La troisième étape du déconfinement est maintenue au 22 juin. Elle doit permettre, en Île-de-France, la Guyane et Mayotte encore en zone orange, aux restaurants d’exploiter davantage que leurs seules terrasses ainsi que la réouverture des cinémas et des salles de spectacle.

« Même si l’épidémie est maîtrisée, le virus circule toujours sur le territoire national », a expliqué la porte-parole du gouvernement Sibeth Ndiaye à la sortie du Conseil des ministres mercredi.

« Nous avançons avec beaucoup de prudence et de sérieux », a-t-elle insisté, tout en estimant que « la France est très largement aux avant-postes du déconfinement lorsque l’on compare avec les pays voisins ».

Sibeth Ndiaye a cependant précisé que deux conseils de défense « spécifiquement consacrés à la question sanitaire » se tiendraient vendredi et la semaine prochaine, qui « nous permettront de voir ce qu’il est possible de faire évoluer dans la perspective du 22 juin ».

Une manière de montrer que le gouvernement est prêt à réviser sa position. Dès mardi, le secrétaire d’État en charge du tourisme Jean-Baptiste Lemoyne avait indiqué que les restaurants d’Ile-de-France pourraient rouvrir « un peu plus tôt que le 22 juin » si la situation sanitaire évolue favorablement.

Car plusieurs voix se sont élevées, ces derniers jours, pour réclamer d’aller plus vite alors que le Conseil scientifique a déclaré la situation sanitaire « sous contrôle ».

Le patronat a ainsi appelé le gouvernement à accélérer, le président du Medef Geoffroy Roux de Bézieux lui demandant de « réviser les protocoles sanitaires s’appliquant en entreprise » pour permettre un « retour à la normale » rapide.

Lundi l’Umih, principal syndicat du secteur de l’hôtellerie-restauration, avait demandé que cafés, bars et restaurants d’Ile-de-France, de Guyane et de Mayotte puissent « rouvrir rapidement », jugeant qu’une exploitation « limitée aux seules terrasses » n’était « pas rentable ».

Côté politique, la maire PS de Paris Anne Hidalgo n’a pas mâché ses mots en réclamant « cohérence » et « pragmatisme »: « Si les indicateurs relatifs à l’évolution de l’épidémie sont au vert, il faut qu’on passe au vert ».

– « Le pays va crever » –

La droite a abondé. « Désormais, il y a vraiment urgence à déconfiner notre pays », a déclaré le chef des députés Les Républicains Damien Abad mercredi, déplorant un « décrochage économique très important » à cause de la « lenteur dans le déconfinement ». Son groupe va d’ailleurs y consacrer sa niche parlementaire, jeudi.

« Il faut que l’Ile-de-France passe au vert », a aussi martelé la présidente de la région Valérie Pécresse (Libres!, ex-LR), rapportant des « pertes abyssales » pour les transports publics.

L’ancien ministre Philippe de Villiers, fondateur du parc du Puy-du-Fou en Vendée, a rapporté une conversation récente avec Emmanuel Macron: « En fait, il voulait déconfiner plus vite. C’est ce qu’il m’a dit. Il m’a dit: +sinon, le pays va crever+ ». Selon lui, c’est surtout Edouard Philippe qui a freiné.

Autre sujet brûlant, l’école, tout autant pour permettre aux parents de reprendre le travail posté que pour des raisons éducatives. Or selon les derniers chiffres du ministère, seulement 1,8 million d’écoliers – sur un total de 6,7 millions – sont retournés à l’école et rarement à temps complet.

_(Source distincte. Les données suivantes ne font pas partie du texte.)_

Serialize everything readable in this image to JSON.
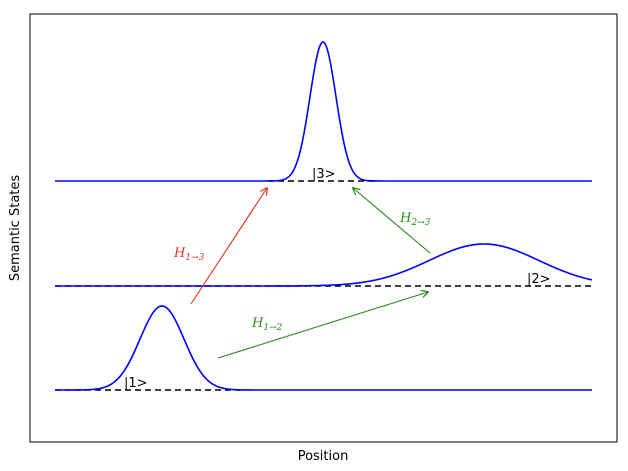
{
  "axes": {
    "xlabel": "Position",
    "ylabel": "Semantic States"
  },
  "states": [
    {
      "label": "|1>"
    },
    {
      "label": "|2>"
    },
    {
      "label": "|3>"
    }
  ],
  "transitions": [
    {
      "label_base": "H",
      "label_sub": "1→2",
      "color": "#2a8a1a"
    },
    {
      "label_base": "H",
      "label_sub": "2→3",
      "color": "#2a8a1a"
    },
    {
      "label_base": "H",
      "label_sub": "1→3",
      "color": "#e0301e"
    }
  ],
  "colors": {
    "curve": "#0000ff",
    "baseline": "#000000",
    "frame": "#000000"
  }
}
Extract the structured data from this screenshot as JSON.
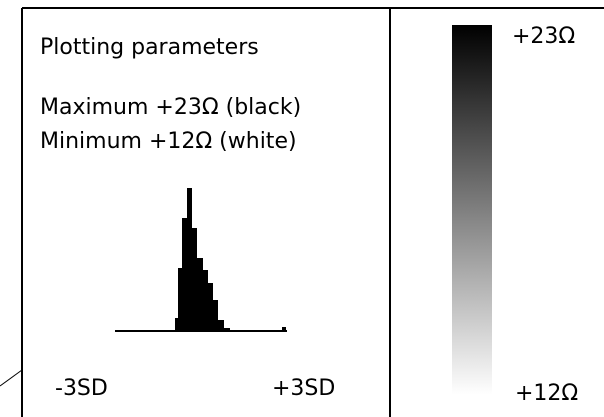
{
  "left_panel": {
    "title": "Plotting parameters",
    "maximum": "Maximum +23Ω (black)",
    "minimum": "Minimum +12Ω (white)",
    "axis_left": "-3SD",
    "axis_right": "+3SD"
  },
  "scale_bar": {
    "top_label": "+23Ω",
    "bottom_label": "+12Ω"
  }
}
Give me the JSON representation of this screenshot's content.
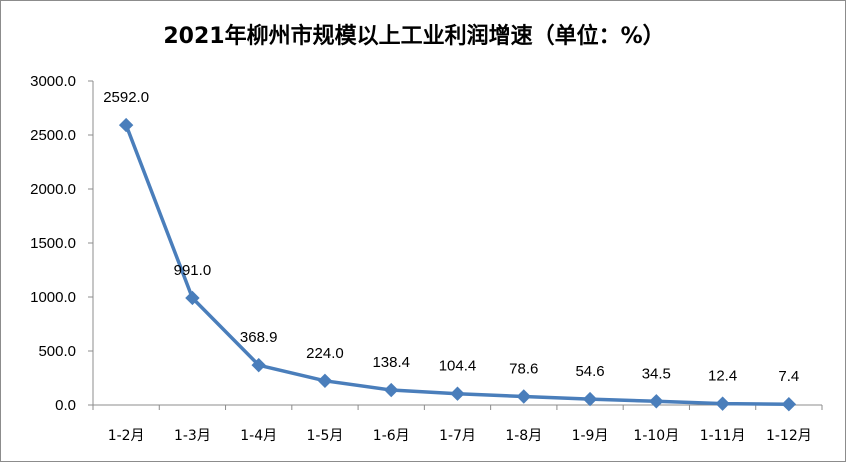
{
  "chart_data": {
    "type": "line",
    "title": "2021年柳州市规模以上工业利润增速（单位：%）",
    "categories": [
      "1-2月",
      "1-3月",
      "1-4月",
      "1-5月",
      "1-6月",
      "1-7月",
      "1-8月",
      "1-9月",
      "1-10月",
      "1-11月",
      "1-12月"
    ],
    "values": [
      2592.0,
      991.0,
      368.9,
      224.0,
      138.4,
      104.4,
      78.6,
      54.6,
      34.5,
      12.4,
      7.4
    ],
    "value_labels": [
      "2592.0",
      "991.0",
      "368.9",
      "224.0",
      "138.4",
      "104.4",
      "78.6",
      "54.6",
      "34.5",
      "12.4",
      "7.4"
    ],
    "y_ticks": [
      "0.0",
      "500.0",
      "1000.0",
      "1500.0",
      "2000.0",
      "2500.0",
      "3000.0"
    ],
    "ylim": [
      0,
      3000
    ],
    "grid": false,
    "legend": "none",
    "line_color": "#4a7ebb",
    "marker": "diamond"
  }
}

Dix-sept maires franciliens de gauche, regroupés dans une coordination « bouclier anti-covid », ont écrit au Premier ministre mercredi pour plaider « un retour à l’école le plus rapidement possible pour nos enfants » pour éviter de « lourdes conséquences en terme de socialisation, de suivi scolaire ou encore de lutte contre les inégalités de destins ».

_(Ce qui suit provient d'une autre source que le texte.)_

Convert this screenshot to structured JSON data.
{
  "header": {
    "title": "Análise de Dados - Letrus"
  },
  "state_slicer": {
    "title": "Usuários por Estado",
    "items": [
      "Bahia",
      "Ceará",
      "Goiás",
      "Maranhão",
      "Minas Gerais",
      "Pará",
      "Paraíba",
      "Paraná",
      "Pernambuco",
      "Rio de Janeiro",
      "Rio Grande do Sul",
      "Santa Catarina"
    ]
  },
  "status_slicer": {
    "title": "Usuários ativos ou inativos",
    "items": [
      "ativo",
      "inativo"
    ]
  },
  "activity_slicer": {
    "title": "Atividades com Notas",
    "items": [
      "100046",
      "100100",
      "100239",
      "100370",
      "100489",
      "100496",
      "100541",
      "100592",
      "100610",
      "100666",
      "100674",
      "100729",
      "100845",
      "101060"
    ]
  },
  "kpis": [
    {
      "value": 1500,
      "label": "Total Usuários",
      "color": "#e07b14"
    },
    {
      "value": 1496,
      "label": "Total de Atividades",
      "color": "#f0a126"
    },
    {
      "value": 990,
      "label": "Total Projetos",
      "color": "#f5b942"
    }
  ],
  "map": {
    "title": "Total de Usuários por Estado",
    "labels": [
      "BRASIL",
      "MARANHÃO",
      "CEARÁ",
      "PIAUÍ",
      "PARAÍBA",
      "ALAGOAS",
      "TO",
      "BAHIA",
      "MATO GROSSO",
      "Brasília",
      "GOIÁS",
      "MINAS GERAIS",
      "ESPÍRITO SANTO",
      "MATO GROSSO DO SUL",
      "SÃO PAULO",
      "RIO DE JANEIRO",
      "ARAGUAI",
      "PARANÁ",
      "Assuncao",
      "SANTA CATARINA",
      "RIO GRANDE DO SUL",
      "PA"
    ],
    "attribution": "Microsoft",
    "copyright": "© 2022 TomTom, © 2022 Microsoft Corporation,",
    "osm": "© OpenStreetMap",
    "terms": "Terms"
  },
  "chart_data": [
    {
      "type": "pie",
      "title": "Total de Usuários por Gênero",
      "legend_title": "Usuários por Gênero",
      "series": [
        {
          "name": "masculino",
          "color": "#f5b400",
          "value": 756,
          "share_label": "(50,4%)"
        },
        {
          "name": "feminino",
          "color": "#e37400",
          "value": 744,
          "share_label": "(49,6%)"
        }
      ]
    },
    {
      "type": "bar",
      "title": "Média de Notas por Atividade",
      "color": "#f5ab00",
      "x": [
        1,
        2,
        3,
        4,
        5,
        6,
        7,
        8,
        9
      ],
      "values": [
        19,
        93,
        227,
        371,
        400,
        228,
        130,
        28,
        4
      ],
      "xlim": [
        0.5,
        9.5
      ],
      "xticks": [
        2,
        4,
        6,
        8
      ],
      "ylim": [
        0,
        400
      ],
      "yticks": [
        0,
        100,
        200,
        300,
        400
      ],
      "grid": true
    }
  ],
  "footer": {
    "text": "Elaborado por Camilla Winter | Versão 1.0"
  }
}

Dans l’entourage du ministre de l’Education nationale, on donne des signes d’ouverture, assurant que familles et professeurs se tiennent prêts à reprendre si le protocole sanitaire est assoupli.

Plus généralement, le gouvernement souhaite mettre fin le 10 juillet à l’état d’urgence sanitaire instauré fin mars, en insistant sur « l’évolution à ce stade positive de la situation sanitaire ». Une décision qui pourrait en appeler d’autres.